Abstract

I confess that I opened this book with some scepticism. Subtitled ‘A History of the Faith in Fifty Books’, how could even Anthony Kenny get 50 books into less than 300 pages? What he did was to reprint 50 of his own book reviews in various periodicals over a period of more than 50 years. He arranged in chronological order the topics of the books he reviewed, from books about the early Church to books about contemporary theological problems, and added short introductory comments to each main historical period. My scepticism was allayed. He has managed to review books by major authors which have some very interesting things to say about Augustine, Aquinas, the Reformation, Newman, modern naturalism, apologetics and moral theology. His reviews are courteous, gently humorous, filled with insight and with a quiet but incisively cutting criticism that provokes rethinking but never evokes contempt.
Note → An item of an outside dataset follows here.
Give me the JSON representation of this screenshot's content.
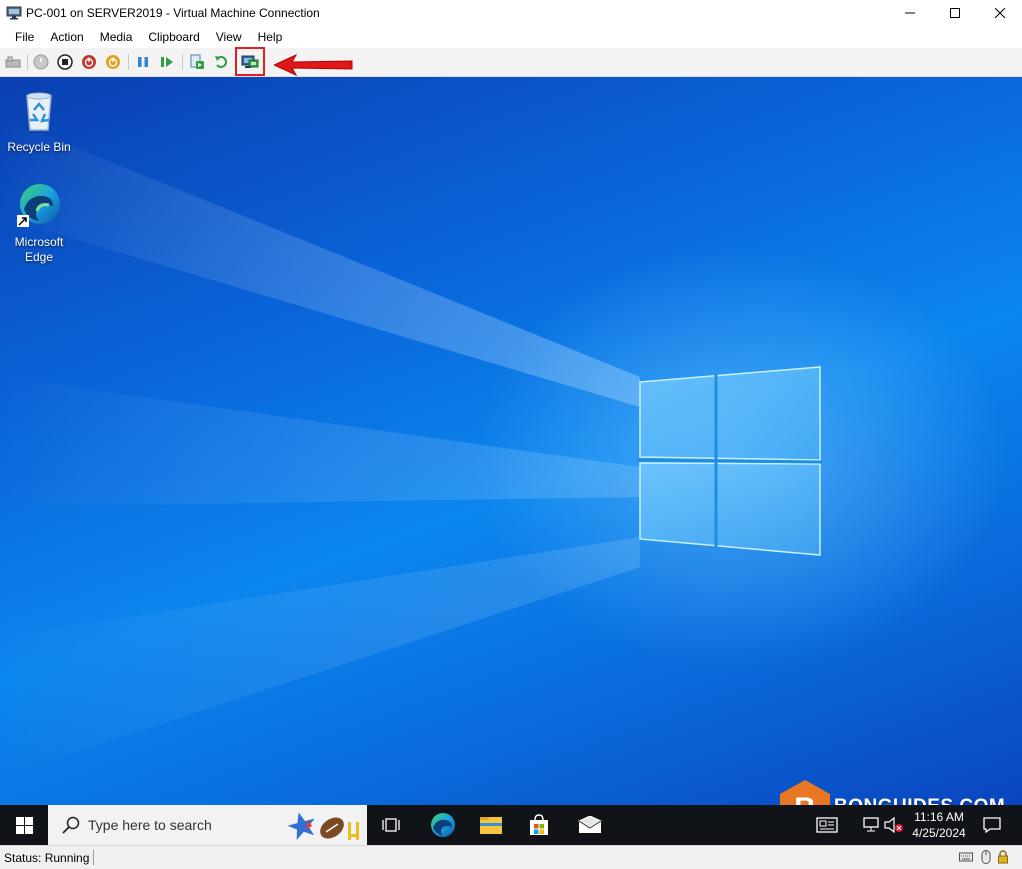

He is respectful of Aristotle, seeing humans as rational animals, and not enamoured of anything that smacks of Cartesian dualism. He is sympathetic to the Aristotelian idea of purpose without design and unimpressed by rational arguments for God or for a designing Mind. He is agnostic about the concept of God, to the extent of not being sure that the idea really makes sense. His love of, and expertise in, philosophy is everywhere apparent, as is an endearingly nostalgic feeling for Christian faith. Yet there are many sorts of philosophy that he thinks go well beyond the bounds of common sense, and he deems it proper for a rational person to remain agnostic about most Christian claims.
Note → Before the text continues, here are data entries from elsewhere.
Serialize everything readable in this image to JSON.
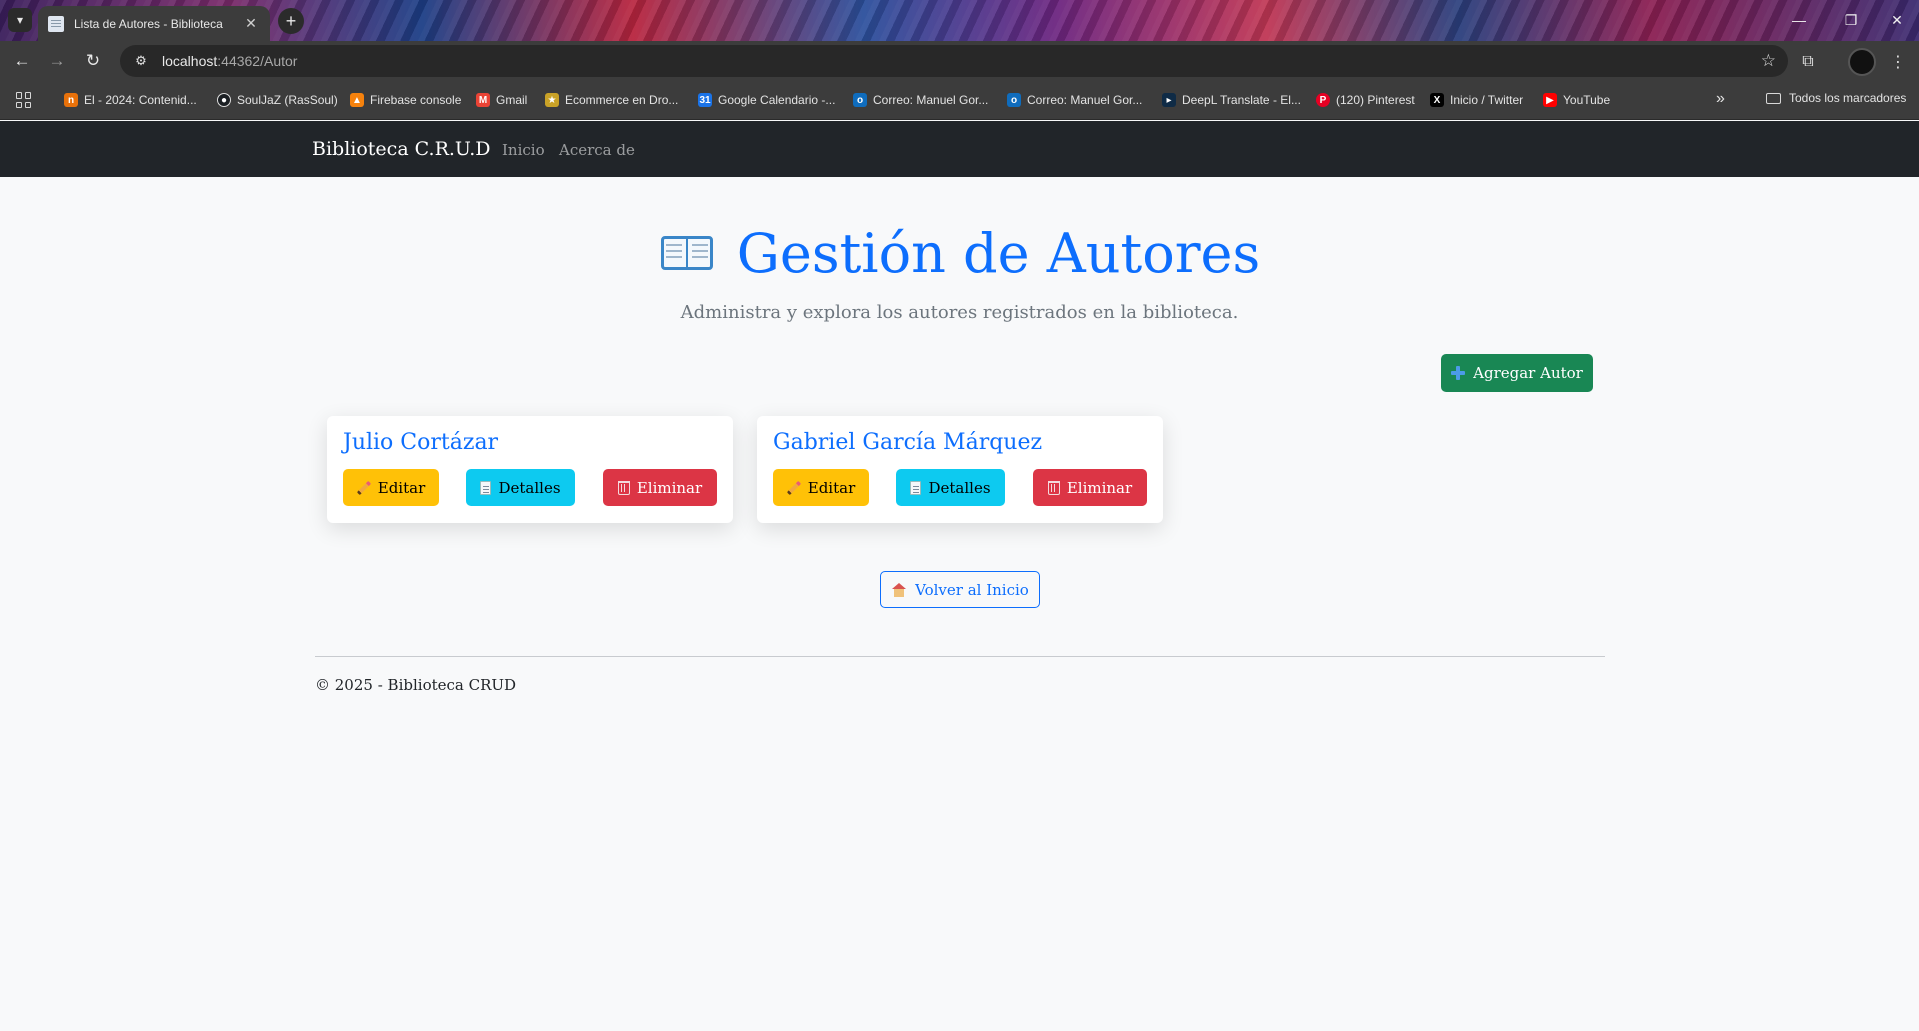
{
  "browser": {
    "tab_title": "Lista de Autores - Biblioteca",
    "url_host": "localhost",
    "url_rest": ":44362/Autor",
    "bookmarks": [
      {
        "label": "El - 2024: Contenid...",
        "color": "#e8710a",
        "icon": "bars-icon"
      },
      {
        "label": "SoulJaZ (RasSoul)",
        "color": "#1b1f23",
        "icon": "github-icon"
      },
      {
        "label": "Firebase console",
        "color": "#f6820d",
        "icon": "firebase-icon"
      },
      {
        "label": "Gmail",
        "color": "#ea4335",
        "icon": "gmail-icon"
      },
      {
        "label": "Ecommerce en Dro...",
        "color": "#c9a227",
        "icon": "star-badge-icon"
      },
      {
        "label": "Google Calendario -...",
        "color": "#1a73e8",
        "icon": "calendar-icon"
      },
      {
        "label": "Correo: Manuel Gor...",
        "color": "#0f6cbd",
        "icon": "outlook-icon"
      },
      {
        "label": "Correo: Manuel Gor...",
        "color": "#0f6cbd",
        "icon": "outlook-icon"
      },
      {
        "label": "DeepL Translate - El...",
        "color": "#0f2b46",
        "icon": "deepl-icon"
      },
      {
        "label": "(120) Pinterest",
        "color": "#e60023",
        "icon": "pinterest-icon"
      },
      {
        "label": "Inicio / Twitter",
        "color": "#000000",
        "icon": "x-icon"
      },
      {
        "label": "YouTube",
        "color": "#ff0000",
        "icon": "youtube-icon"
      }
    ],
    "all_bookmarks_label": "Todos los marcadores"
  },
  "nav": {
    "brand": "Biblioteca C.R.U.D",
    "links": [
      "Inicio",
      "Acerca de"
    ]
  },
  "page": {
    "title": "Gestión de Autores",
    "subtitle": "Administra y explora los autores registrados en la biblioteca.",
    "add_button": "Agregar Autor",
    "authors": [
      {
        "name": "Julio Cortázar"
      },
      {
        "name": "Gabriel García Márquez"
      }
    ],
    "actions": {
      "edit": "Editar",
      "details": "Detalles",
      "delete": "Eliminar"
    },
    "back_button": "Volver al Inicio",
    "footer": "© 2025 - Biblioteca CRUD"
  },
  "colors": {
    "primary": "#0d6efd",
    "success": "#198754",
    "warning": "#ffc107",
    "info": "#0dcaf0",
    "danger": "#dc3545",
    "navbar": "#212529"
  }
}
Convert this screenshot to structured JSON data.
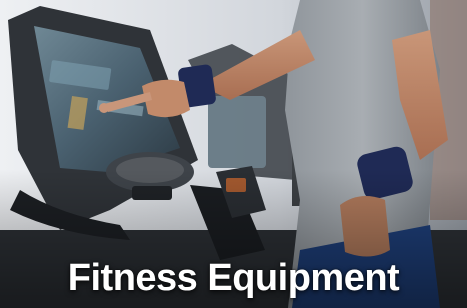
{
  "caption": "Fitness Equipment",
  "colors": {
    "caption_text": "#ffffff",
    "wall": "#d4d8de",
    "console_frame": "#2f3338",
    "console_screen": "#4f6b7a",
    "shirt": "#9ba1a6",
    "skin": "#c28a6a",
    "wristband": "#1f2a55",
    "shorts": "#1e3f7a"
  },
  "scene": {
    "subject": "person-using-treadmill-touchscreen",
    "icons": [
      "treadmill-console",
      "pointing-hand",
      "wristband"
    ]
  }
}
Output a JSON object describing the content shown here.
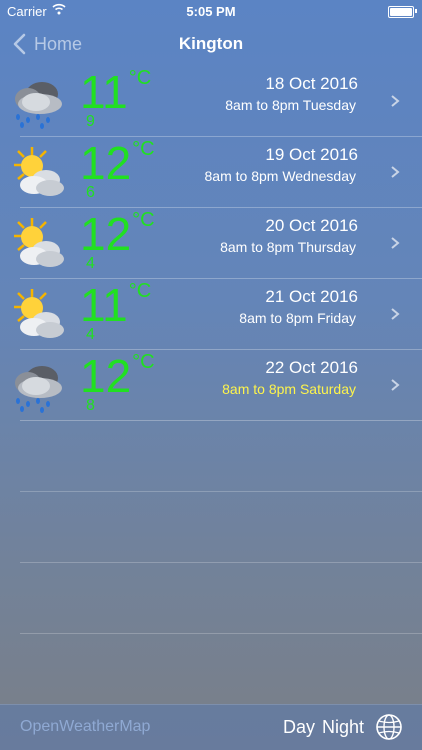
{
  "status_bar": {
    "carrier": "Carrier",
    "time": "5:05 PM"
  },
  "nav": {
    "back_label": "Home",
    "title": "Kington"
  },
  "forecast": [
    {
      "icon": "rain-cloud-icon",
      "temp": "11",
      "unit": "°C",
      "low": "9",
      "date": "18 Oct 2016",
      "period": "8am to 8pm Tuesday",
      "highlight": false
    },
    {
      "icon": "sun-cloud-icon",
      "temp": "12",
      "unit": "°C",
      "low": "6",
      "date": "19 Oct 2016",
      "period": "8am to 8pm Wednesday",
      "highlight": false
    },
    {
      "icon": "sun-cloud-icon",
      "temp": "12",
      "unit": "°C",
      "low": "4",
      "date": "20 Oct 2016",
      "period": "8am to 8pm Thursday",
      "highlight": false
    },
    {
      "icon": "sun-cloud-icon",
      "temp": "11",
      "unit": "°C",
      "low": "4",
      "date": "21 Oct 2016",
      "period": "8am to 8pm Friday",
      "highlight": false
    },
    {
      "icon": "rain-cloud-icon",
      "temp": "12",
      "unit": "°C",
      "low": "8",
      "date": "22 Oct 2016",
      "period": "8am to 8pm Saturday",
      "highlight": true
    }
  ],
  "toolbar": {
    "source_label": "OpenWeatherMap",
    "day_label": "Day",
    "night_label": "Night"
  },
  "colors": {
    "temp": "#21e021",
    "highlight": "#fdf44c"
  }
}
These views are never obtrusive, and the book provides one of the shortest and most reliable responses to Christian attempts at rationality through the ages that I have seen. It is slightly odd to review someone else’s reviews, but if I were asked for a Christian response then it would first of all be of gratitude for such an illuminating and incisive tour of our intellectual history. Then I might dare to suggest that maybe, just maybe, there are more imaginative possibilities for thinking about the nature of mind than either Aristotle or Descartes envisaged. With due regard for the limitations of the human mind, one might think that agnosticism and sturdy common sense may be one of those limitations. Human minds may not be discrete substances, but why should there not be minds that know and act without being embodied as human minds are? Even one absolute Mind that is prior, in the order of being, to any physical expression?
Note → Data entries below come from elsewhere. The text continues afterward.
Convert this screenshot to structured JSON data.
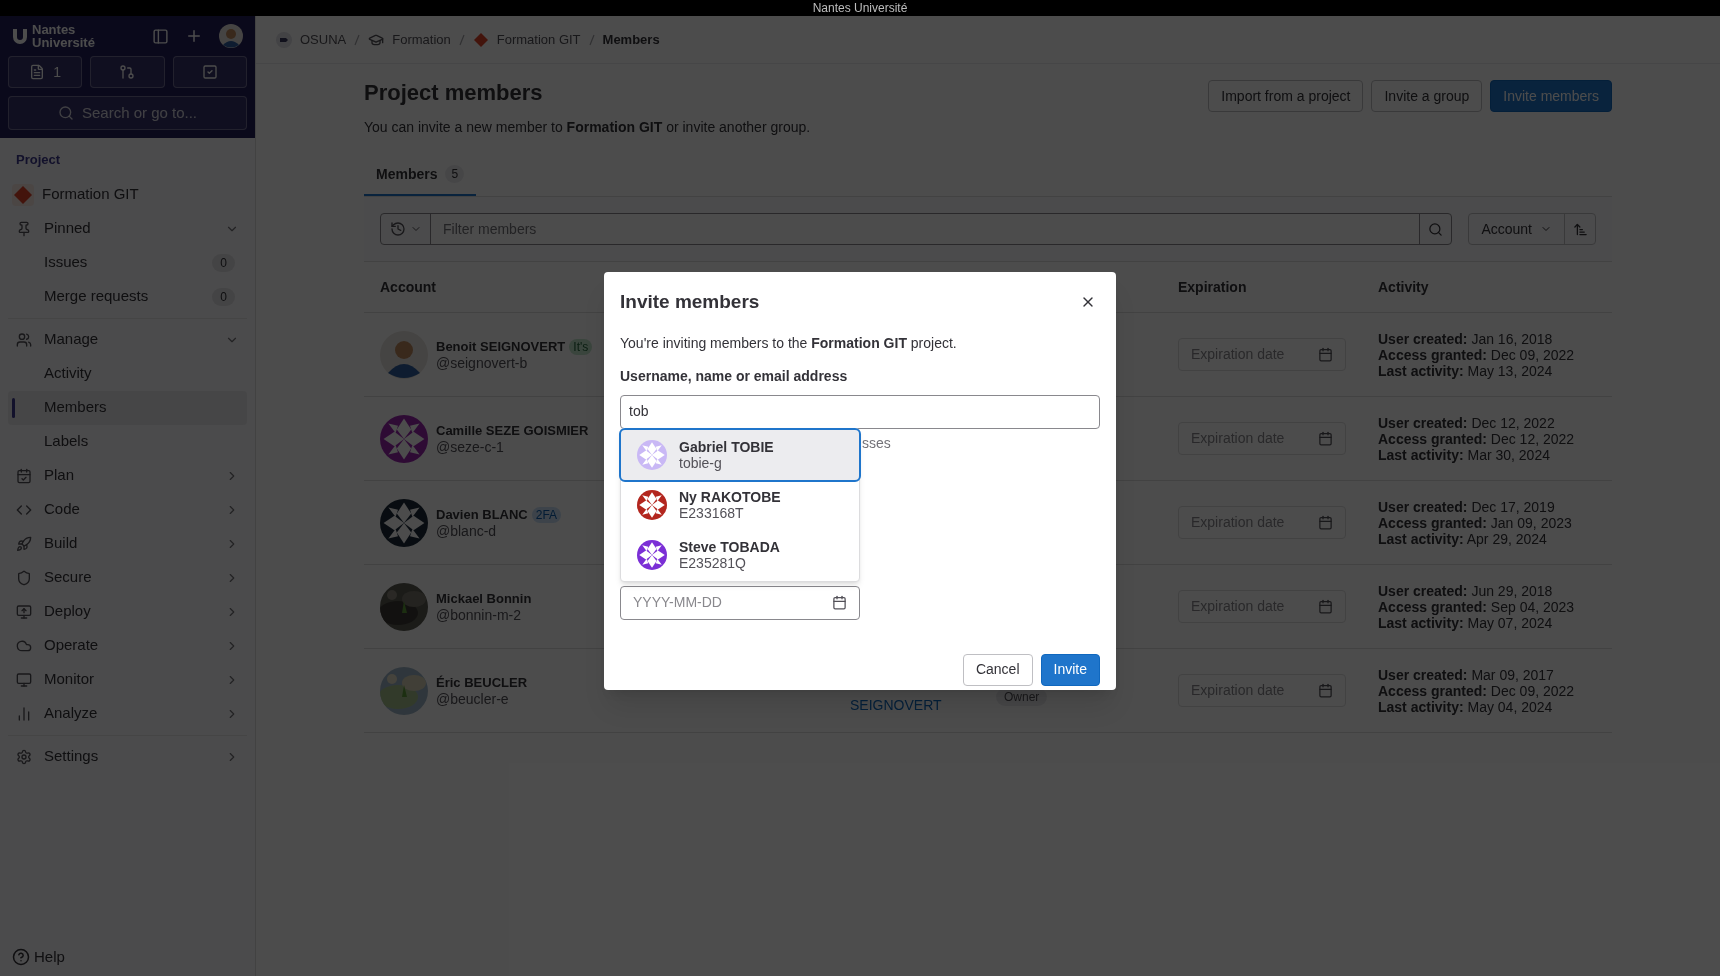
{
  "title_bar": {
    "title": "Nantes Université"
  },
  "sidebar": {
    "logo": "Nantes Université",
    "issues_count": "1",
    "search": {
      "placeholder": "Search or go to..."
    },
    "section": "Project",
    "project": "Formation GIT",
    "items": [
      {
        "label": "Pinned",
        "expanded": true,
        "children": [
          {
            "label": "Issues",
            "count": "0",
            "selected": false
          },
          {
            "label": "Merge requests",
            "count": "0",
            "selected": false
          }
        ]
      },
      {
        "label": "Manage",
        "expanded": true,
        "children": [
          {
            "label": "Activity",
            "selected": false
          },
          {
            "label": "Members",
            "selected": true
          },
          {
            "label": "Labels",
            "selected": false
          }
        ]
      },
      {
        "label": "Plan",
        "expanded": false
      },
      {
        "label": "Code",
        "expanded": false
      },
      {
        "label": "Build",
        "expanded": false
      },
      {
        "label": "Secure",
        "expanded": false
      },
      {
        "label": "Deploy",
        "expanded": false
      },
      {
        "label": "Operate",
        "expanded": false
      },
      {
        "label": "Monitor",
        "expanded": false
      },
      {
        "label": "Analyze",
        "expanded": false
      },
      {
        "label": "Settings",
        "expanded": false
      }
    ],
    "help": "Help"
  },
  "breadcrumb": [
    {
      "label": "OSUNA"
    },
    {
      "label": "Formation"
    },
    {
      "label": "Formation GIT"
    },
    {
      "label": "Members"
    }
  ],
  "page": {
    "title": "Project members",
    "subtitle": "You can invite a new member to **Formation GIT** or invite another group.",
    "buttons": [
      {
        "label": "Import from a project",
        "primary": false
      },
      {
        "label": "Invite a group",
        "primary": false
      },
      {
        "label": "Invite members",
        "primary": true
      }
    ]
  },
  "tabs": [
    {
      "label": "Members",
      "count": "5",
      "selected": true
    }
  ],
  "filter": {
    "placeholder": "Filter members",
    "sort": "Account"
  },
  "table": {
    "columns": [
      "Account",
      "Expiration",
      "Activity"
    ],
    "rows": [
      {
        "name": "Benoit SEIGNOVERT",
        "username": "@seignovert-b",
        "badge": "It's",
        "avatar": {
          "kind": "silhouette"
        },
        "expiration": "Expiration date",
        "activity": [
          {
            "label": "User created:",
            "value": "Jan 16, 2018"
          },
          {
            "label": "Access granted:",
            "value": "Dec 09, 2022"
          },
          {
            "label": "Last activity:",
            "value": "May 13, 2024"
          }
        ]
      },
      {
        "name": "Camille SEZE GOISMIER",
        "username": "@seze-c-1",
        "avatar": {
          "kind": "identicon"
        },
        "expiration": "Expiration date",
        "activity": [
          {
            "label": "User created:",
            "value": "Dec 12, 2022"
          },
          {
            "label": "Access granted:",
            "value": "Dec 12, 2022"
          },
          {
            "label": "Last activity:",
            "value": "Mar 30, 2024"
          }
        ]
      },
      {
        "name": "Davien BLANC",
        "username": "@blanc-d",
        "badge": "2FA",
        "avatar": {
          "kind": "identicon"
        },
        "expiration": "Expiration date",
        "activity": [
          {
            "label": "User created:",
            "value": "Dec 17, 2019"
          },
          {
            "label": "Access granted:",
            "value": "Jan 09, 2023"
          },
          {
            "label": "Last activity:",
            "value": "Apr 29, 2024"
          }
        ]
      },
      {
        "name": "Mickael Bonnin",
        "username": "@bonnin-m-2",
        "avatar": {
          "kind": "picture"
        },
        "expiration": "Expiration date",
        "activity": [
          {
            "label": "User created:",
            "value": "Jun 29, 2018"
          },
          {
            "label": "Access granted:",
            "value": "Sep 04, 2023"
          },
          {
            "label": "Last activity:",
            "value": "May 07, 2024"
          }
        ]
      },
      {
        "name": "Éric BEUCLER",
        "username": "@beucler-e",
        "avatar": {
          "kind": "picture"
        },
        "source": "SEIGNOVERT",
        "role": "Owner",
        "expiration": "Expiration date",
        "activity": [
          {
            "label": "User created:",
            "value": "Mar 09, 2017"
          },
          {
            "label": "Access granted:",
            "value": "Dec 09, 2022"
          },
          {
            "label": "Last activity:",
            "value": "May 04, 2024"
          }
        ]
      }
    ]
  },
  "modal": {
    "title": "Invite members",
    "intro": "You're inviting members to the **Formation GIT** project.",
    "field_label": "Username, name or email address",
    "value": "tob",
    "hint": "sses",
    "date_placeholder": "YYYY-MM-DD",
    "suggestions": [
      {
        "name": "Gabriel TOBIE",
        "username": "tobie-g",
        "color": "#c9b8f5",
        "selected": true
      },
      {
        "name": "Ny RAKOTOBE",
        "username": "E233168T",
        "color": "#b3261e",
        "selected": false
      },
      {
        "name": "Steve TOBADA",
        "username": "E235281Q",
        "color": "#7b2fd6",
        "selected": false
      }
    ],
    "buttons": [
      {
        "label": "Cancel",
        "primary": false
      },
      {
        "label": "Invite",
        "primary": true
      }
    ]
  }
}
And do we have to prove that it is so? Or is it permissible to have a passionate commitment to beliefs that are objectively uncertain yet evaluatively imperative? Perhaps the commitment to rationality and the respect for personal being which this book so well displays is itself a step beyond what either common sense or purely naturalistic science might suggest, a step towards the existence of transcendent value. But such quasi-Platonic speculations need the scrutiny of a sensitive and critical quasi-Aristotelian. And that is what this stimulating little book provides.